DEVAM: 85- Alak
suresinden tefsir edilen ayetler.
حدثنا أبو
سعيد الأشج
حدثنا أبو
خالد عن داود بن
أبي هند عن
عكرمة عن بن
عباس قال كان
النبي صلى
الله عليه
وسلم يصلي
فجاء أبو جهل
فقال ألم أنهك
عن هذا ألم
أنهك عن هذا
فانصرف النبي
صلى الله عليه
وسلم فزبره
فقال أبو جهل إنك
لتعلم ما بها
ناد أكثر مني
فأنزل الله {
فليدع ناديه
سندع
الزبانية } فقال بن
عباس فوالله
لو دعا ناديه
لأخذته
زبانية الله
قال هذا حديث
حسن غريب صحيح
وفيه عن أبي
هريرة رضى
الله تعالى
عنه
İbn Abbâs (r.a.)’den rivâyete
göre, şöyle demiştir:
Nebi (s.a.v), namaz
kılmakta idi Ebû Cehil geldi ve,
“Seni bu işten
yasaklamamış mıydım? Seni bu işten yasaklamamış mıydım?” dedi. Rasûlullah
(s.a.v.), namazı bitirince Ebû Cehil’e sert davrandı. Bunun üzerine:
“Ebû Cehil’i sen gayet
iyi bilirsin ki Mekke’de benim meclisimden daha kalabalık bir meclis yoktur”

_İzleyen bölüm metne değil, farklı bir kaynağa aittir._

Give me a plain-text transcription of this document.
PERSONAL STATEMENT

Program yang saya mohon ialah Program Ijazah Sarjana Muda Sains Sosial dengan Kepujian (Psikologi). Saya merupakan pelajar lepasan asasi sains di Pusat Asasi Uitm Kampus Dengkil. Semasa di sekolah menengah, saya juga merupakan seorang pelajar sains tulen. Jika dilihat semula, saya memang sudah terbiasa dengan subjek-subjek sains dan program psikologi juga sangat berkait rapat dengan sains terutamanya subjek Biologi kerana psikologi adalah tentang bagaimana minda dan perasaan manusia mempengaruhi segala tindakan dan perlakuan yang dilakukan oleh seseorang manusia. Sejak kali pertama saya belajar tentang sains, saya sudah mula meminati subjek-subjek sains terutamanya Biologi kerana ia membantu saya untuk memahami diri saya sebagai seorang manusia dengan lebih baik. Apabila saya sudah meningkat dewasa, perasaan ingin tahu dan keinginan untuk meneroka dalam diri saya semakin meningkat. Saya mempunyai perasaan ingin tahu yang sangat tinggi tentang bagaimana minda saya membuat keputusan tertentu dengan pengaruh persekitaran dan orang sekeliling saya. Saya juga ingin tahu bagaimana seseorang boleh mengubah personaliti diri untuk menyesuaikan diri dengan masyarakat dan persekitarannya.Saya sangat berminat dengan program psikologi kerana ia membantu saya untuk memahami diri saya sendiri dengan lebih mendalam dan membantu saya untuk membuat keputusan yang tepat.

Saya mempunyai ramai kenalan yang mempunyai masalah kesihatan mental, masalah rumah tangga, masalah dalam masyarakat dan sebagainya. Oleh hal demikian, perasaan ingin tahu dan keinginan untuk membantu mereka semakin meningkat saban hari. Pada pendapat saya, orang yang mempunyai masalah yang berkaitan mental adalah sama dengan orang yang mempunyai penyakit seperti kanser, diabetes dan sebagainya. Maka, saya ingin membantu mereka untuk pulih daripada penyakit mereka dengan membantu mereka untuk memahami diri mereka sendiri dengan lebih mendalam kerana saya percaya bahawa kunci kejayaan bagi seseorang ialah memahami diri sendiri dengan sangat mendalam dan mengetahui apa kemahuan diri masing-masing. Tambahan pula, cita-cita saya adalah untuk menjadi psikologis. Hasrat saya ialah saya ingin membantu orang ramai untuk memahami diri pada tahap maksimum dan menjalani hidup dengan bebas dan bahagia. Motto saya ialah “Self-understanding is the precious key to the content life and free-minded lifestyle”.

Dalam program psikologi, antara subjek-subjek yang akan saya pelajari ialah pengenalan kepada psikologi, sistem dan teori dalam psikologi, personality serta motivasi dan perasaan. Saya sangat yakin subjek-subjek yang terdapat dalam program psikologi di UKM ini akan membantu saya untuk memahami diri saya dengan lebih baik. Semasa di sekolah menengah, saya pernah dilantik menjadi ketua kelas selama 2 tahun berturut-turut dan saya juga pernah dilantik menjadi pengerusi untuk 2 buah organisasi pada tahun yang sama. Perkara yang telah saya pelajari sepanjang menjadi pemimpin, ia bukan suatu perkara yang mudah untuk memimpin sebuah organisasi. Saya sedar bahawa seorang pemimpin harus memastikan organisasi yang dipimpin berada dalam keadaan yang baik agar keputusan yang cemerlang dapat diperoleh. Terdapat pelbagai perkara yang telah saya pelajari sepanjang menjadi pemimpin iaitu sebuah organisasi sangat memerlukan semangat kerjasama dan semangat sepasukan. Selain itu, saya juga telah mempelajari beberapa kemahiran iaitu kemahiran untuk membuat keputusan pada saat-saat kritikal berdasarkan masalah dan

dedi. Bunun üzerine Allah, Alak sûresi 17-18. ayetlerini indirdi:
“17) Artık o
yandaşlarını çağırsın da yardım istesin. 18) Biz de azâb meleklerimiz olan
zebanileri çağıracağız.”
İzah:
(Müsned: 2207)
İbn Abbâs dedi ki: Ebû
Cehil, meclisini çağırmış olsaydı Allah’ın zebanileri onu mutlaka yakalayıp
kapıvereceklerdi.
Tirmizî: Bu hadis
hasen garib sahihtir. Bu konuda Ebû Hureyre’den de hadis rivâyet edilmiştir.